Hunderte Bolsonaro-Anhänger waren am Sonntag in der Hauptstadt
Brasília in das Kongressgebäude, den Präsidentenpalast und den Sitz
des Obersten Gerichts eingedrungen und hatten dort stundenlang
schwere Verwüstungen angerichtet. Dabei entlud sich ihr Zorn über
den Wahlsieg des Linkspolitikers Luiz Inácio Lula da Silva, der sich
in einer Stichwahl knapp gegen Bolsonaro durchgesetzt hatte und seit
Jahresbeginn im Amt ist.

Nach dem Sturm radikaler Anhänger von Brasiliens Ex-Präsident Jair Bolsonaro auf das Regierungsviertel in Brasília hat Staatschef Luiz Inácio Lula da Silva versprochen, diejenigen zu ermitteln und zu fassen, die hinter der Aktion stecken.

"Im Namen der Verteidigung der Demokratie"

"Im Namen der Verteidigung der Demokratie werden wir niemandem gegenüber autoritär sein, aber wir werden auch niemandem gegenüber lauwarm sein", sagte Lula in Brasília am Montag (Ortszeit) im brasilianischen Fernsehen. "Wir werden das untersuchen und die Leute finden, die es finanziert haben." Im Fernsehen war auch zu sehen, wie Lula und Gouverneure am Abend vom Regierungssitz Palácio do Planalto zum Obersten Gerichtshof gingen.

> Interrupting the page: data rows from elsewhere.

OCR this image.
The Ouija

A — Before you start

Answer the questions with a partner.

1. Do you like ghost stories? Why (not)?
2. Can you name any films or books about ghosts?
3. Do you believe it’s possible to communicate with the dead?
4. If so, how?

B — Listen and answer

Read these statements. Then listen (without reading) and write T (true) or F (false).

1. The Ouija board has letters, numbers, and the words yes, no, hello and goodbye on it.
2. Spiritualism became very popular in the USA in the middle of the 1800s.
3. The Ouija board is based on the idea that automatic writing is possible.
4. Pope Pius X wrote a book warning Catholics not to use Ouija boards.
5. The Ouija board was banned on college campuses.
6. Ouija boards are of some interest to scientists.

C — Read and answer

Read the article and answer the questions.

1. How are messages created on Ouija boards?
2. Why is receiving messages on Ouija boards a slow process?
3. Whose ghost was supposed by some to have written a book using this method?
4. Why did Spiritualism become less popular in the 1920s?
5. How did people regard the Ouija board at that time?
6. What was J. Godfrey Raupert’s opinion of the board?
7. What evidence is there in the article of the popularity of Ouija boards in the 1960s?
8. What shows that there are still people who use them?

Nach dem Sturm auf das Regierungsviertel in Brasília gingen Tausende Brasilianer für die Verteidigung der Demokratie auf die Straße. Die Demonstranten in den Millionenmetropolen São Paulo und Rio de Janeiro sowie in anderen Städten des südamerikanischen Landes forderten harte Konsequenzen für die Täter, wie "G1" am Montagabend (Ortszeit) berichtete. Demnach trugen die Demonstranten Plakate mit Aufschriften wie "Keine Amnestie und kein Verzeihen. Wir wollen Bolsonaro im Gefängnis sehen."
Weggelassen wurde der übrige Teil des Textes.